Giving up control

I’ve recently discovered stormgrass.com after gibarian kindly informed me that he had added me to his blogroll. It’s a very nice weblog by a fellow viennese student and wordpresser, so if that’s your kinda thing, check stormgrass out.
A few days ago gibarian voiced a common concern i can heartily empathize with:

I for one don’t like to “outsource” my website’s content. Now, I know that many people don’t enjoy the comfort of their own paid webspace, so uploading pictures on another service is really not that bad. But if I used pictures I stored on flickr on my website, I’d always be concerned about what happened once that service breaks or simply vanishes.
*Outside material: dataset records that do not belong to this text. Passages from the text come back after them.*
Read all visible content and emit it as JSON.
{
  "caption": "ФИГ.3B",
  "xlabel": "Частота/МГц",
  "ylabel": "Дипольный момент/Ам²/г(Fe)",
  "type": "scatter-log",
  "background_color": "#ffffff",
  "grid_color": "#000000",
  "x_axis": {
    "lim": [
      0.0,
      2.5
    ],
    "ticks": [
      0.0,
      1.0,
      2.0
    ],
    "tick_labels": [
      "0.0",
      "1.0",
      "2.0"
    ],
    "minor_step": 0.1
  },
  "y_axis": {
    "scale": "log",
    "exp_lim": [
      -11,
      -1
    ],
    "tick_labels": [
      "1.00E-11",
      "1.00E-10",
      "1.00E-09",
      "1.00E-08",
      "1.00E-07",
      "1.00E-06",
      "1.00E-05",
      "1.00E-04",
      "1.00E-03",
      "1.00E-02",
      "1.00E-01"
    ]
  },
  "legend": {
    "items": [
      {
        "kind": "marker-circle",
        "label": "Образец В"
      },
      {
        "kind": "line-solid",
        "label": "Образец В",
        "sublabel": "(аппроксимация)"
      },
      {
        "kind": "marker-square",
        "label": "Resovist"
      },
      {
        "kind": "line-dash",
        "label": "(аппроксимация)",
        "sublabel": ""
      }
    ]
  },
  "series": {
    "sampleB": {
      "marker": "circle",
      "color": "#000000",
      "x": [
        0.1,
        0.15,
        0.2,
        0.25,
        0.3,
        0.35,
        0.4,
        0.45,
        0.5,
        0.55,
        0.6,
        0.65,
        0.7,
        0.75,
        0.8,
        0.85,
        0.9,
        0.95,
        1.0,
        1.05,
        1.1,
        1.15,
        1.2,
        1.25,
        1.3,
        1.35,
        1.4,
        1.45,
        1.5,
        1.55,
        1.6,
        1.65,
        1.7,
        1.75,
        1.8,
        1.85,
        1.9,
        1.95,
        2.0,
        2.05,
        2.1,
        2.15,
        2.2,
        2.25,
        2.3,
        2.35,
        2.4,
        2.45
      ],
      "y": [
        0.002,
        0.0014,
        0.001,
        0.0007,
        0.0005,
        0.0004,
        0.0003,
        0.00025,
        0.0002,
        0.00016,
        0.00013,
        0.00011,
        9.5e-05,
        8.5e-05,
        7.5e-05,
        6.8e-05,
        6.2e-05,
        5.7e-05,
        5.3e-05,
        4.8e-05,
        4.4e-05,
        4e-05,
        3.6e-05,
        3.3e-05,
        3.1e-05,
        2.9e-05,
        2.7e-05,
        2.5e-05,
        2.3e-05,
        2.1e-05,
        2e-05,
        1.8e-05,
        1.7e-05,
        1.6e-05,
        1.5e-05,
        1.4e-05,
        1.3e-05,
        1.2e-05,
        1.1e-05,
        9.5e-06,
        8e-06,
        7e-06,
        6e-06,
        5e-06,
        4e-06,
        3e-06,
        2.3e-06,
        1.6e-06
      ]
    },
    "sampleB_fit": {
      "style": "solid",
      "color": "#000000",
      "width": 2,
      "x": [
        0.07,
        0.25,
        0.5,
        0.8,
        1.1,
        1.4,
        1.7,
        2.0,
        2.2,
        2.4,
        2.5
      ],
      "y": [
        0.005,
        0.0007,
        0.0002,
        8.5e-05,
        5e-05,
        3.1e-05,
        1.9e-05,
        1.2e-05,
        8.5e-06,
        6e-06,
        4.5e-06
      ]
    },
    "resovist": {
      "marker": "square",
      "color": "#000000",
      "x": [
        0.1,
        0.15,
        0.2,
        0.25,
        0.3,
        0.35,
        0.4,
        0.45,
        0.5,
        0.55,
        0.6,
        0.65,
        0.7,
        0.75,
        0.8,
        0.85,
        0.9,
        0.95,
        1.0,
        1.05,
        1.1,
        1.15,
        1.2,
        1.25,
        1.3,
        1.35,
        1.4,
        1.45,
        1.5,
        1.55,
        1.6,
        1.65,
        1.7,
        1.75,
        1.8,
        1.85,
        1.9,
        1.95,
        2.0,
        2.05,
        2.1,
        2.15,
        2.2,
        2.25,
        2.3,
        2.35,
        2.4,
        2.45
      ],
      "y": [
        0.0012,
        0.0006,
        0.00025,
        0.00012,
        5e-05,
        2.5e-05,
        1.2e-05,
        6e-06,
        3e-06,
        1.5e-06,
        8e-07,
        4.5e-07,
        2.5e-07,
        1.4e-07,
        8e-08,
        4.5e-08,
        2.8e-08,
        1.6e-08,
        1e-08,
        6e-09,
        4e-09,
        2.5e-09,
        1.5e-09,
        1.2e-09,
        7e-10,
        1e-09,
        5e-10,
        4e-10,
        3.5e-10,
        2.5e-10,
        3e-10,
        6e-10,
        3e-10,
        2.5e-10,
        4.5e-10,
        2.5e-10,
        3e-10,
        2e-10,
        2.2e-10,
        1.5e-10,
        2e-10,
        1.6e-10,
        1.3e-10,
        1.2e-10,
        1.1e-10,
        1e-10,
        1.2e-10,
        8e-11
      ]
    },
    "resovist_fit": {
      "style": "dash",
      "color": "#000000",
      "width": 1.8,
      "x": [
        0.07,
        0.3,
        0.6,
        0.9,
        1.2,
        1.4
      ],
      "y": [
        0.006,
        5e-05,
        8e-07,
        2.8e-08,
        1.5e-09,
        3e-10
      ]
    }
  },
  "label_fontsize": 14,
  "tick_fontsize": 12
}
Having switched from my own hacks to del.icio.us and flickr for linklog and photolog respectively i figured i might write a few words about my reasons for this and why i trust these services with my data.
Bluntly, it all boils down to convenience. I’m a very control-freakish person when it comes to my personal data and sometimes i could kick myself in the head for being how i am, but even the anal retentive reach a point where they have to give in to the lures and temptations of the better. del.icio.us and flickr are both several orders of magnitude better than anything i could come up with in the limited time i devote to blog-caring. Basically i gave up a wee bit of control but gained lots of time that i can invest in actual writing rather than code-fiddling.
del.icio.us is the brainchild of Joshua Schachter and according to its disclaimer currently in “pre-pre-alpha”. This being the nonprofit project of a single person puts a user in the somewhat hazardous situation that the service might fold anytime. On the other hand it has also grown an incredible userbase of 40k-something people and lots of linky-love and endorsements from the blogosphere. This kind of outreach and publicity is just too big to simply throw away. If you have a success like this on your hands, you don’t just drop it. The only real danger to del.icio.us i can see right now is funding, and from what i’ve seen in the past bloggers have some serious loose cash and are willing to burn it for a struggling nonprofit online venture if the need arises. I expect del.icio.us to stick around for the foreseeable future simply because there’s no immediate danger for it to close shop. And even if it should go away, leeching a full backup of your del.icio.us bookmarks is as simple as one api-call like http://del.icio.us/api/posts/all.
As for flickr, they have Cory Doctorow on their advisory board, one of the biggest, baddest copyfight/commons pundits out there. Any media company with Cory on board has about as much online-cred as possible.
I’m currently using a free account at flickr and there’s always the risk of having features cut on a free account. This happened to me in the past when yahoo mail suddenly dropped pop3-support on free accounts, which pissed me off no end. They still hold several hundreds of my e-mails hostage. But while i wasn’t willing to shell out the cash for a yahoo mail account, i can see myself paying for flickr if the need ever arises. Until then i’ll enjoy the free ride, right now their free offerings are good enough for me.
Sure, when flickr’s or del.icio.us’ servers go tits-up things will get a little messy in the sidebar. On the other hand, my photos will still be available if my own site burns to flaming pieces, as will my bookmarks.